Remarkably, in less than 6 months, Hardinge has apparently met this challenge, taking the first Hardinge-built Series I to WESTEC in March 2003. In doing so, the company has not only kept the classic Bridgeport alive, but it has also made a strong statement about machine tool building in the United States. The company has contradicted all predictions that only low-wage sources overseas could build and market such machines economically. By early April, regular shipments of the Series I standard machine with power feeds on the X or XY axis were underway from Hardinge’s Elmira manufacturing facility. Production of the CNC EZPLUS machine was scheduled to commence shortly thereafter. The company has met its goal of being able to maintain the present pricing for these machines and says the quality and reliability standards also have been maintained or exceeded.
Hardinge’s rapid re-introduction of the Bridgeport milling machine may well become a textbook case history of how the principles of lean manufacturing can be applied. It is also a striking example of effective project management.
The Bridgeport production line in Elmira takes up floor space that is only 10 percent of the size occupied by the previous production line in Connecticut, yet it has 75 percent of the old line’s capacity. On the new line, cycle times have been reduced by 50 to as much as 80 percent. Further contrasts between the old and new lines are summed up in Table 1.
Of course, the company that has learned the most is Hardinge itself. According to Doug Rich, vice president and general manager of U. S. machine operations for Hardinge, techniques learned and refined on the Hardinge/Bridgeport line are being introduced elsewhere in the Elmira facility. “We had already started the transition to lean manufacturing. The Bridgeport line is helping us speed up the transition by giving us an opportunity to validate what we’ve already learned and to apply this knowledge in a startup application,” he says.

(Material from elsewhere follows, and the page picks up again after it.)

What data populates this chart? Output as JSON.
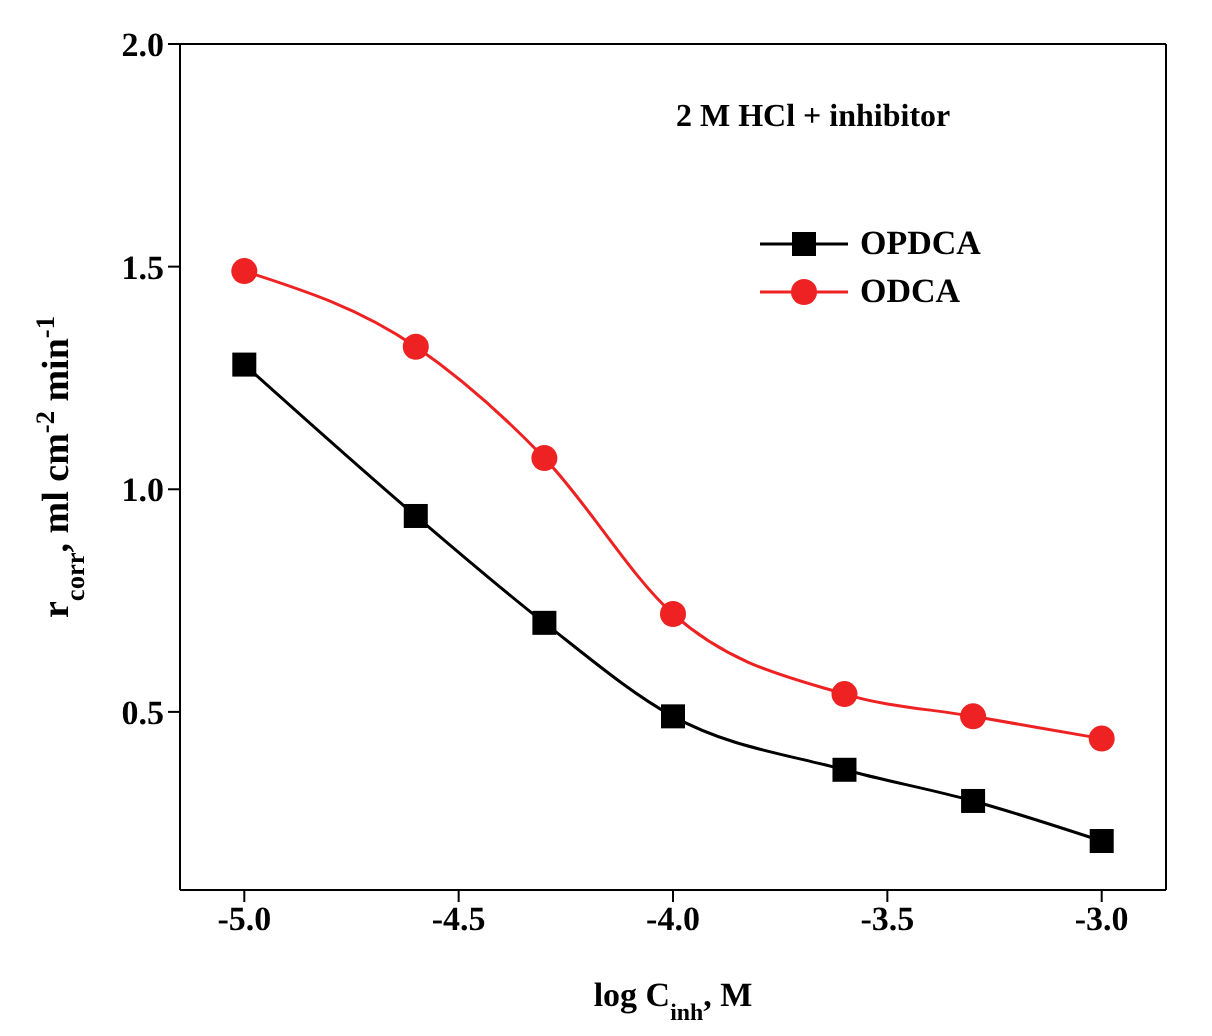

Bridgeport division manager Rick Elliott, who headed up the Bridgeport project, adds that there is no cookbook formula for applying lean manufacturing. “We drew on many sources for the principles and techniques of lean manufacturing. Our big accomplishment was pulling together what we needed for this application.” The new line applies such concepts as minimal piece flow, setup reduction, Kaizen (planned improvement blitz), Poke Yoke (error proofing), statistical process control (SPC), total product management (TPM), Kanban (pull through inventory management) and others.
Mr. Rich says of the effort: “I set some high standards for Rick and his team. Rick did the hard part—he took that vision and turned it into a reality with better than expected results.”
Hardinge seems to have secured a future for the Bridgeport Series I. According to Mr. Elliott, this future includes further improvements and evolutionary changes—not only to the production process but also to the performance and features of the machine. “A methodology for achieving continuous improvement on several levels at the same time is integral to the concept of lean manufacturing. From the outset, we knew our vision for the Bridgeport project could not be limited to maintaining cost, quality and reliability. It had to include a dynamic path to adding value, improving performance and enhancing reliability,” he says.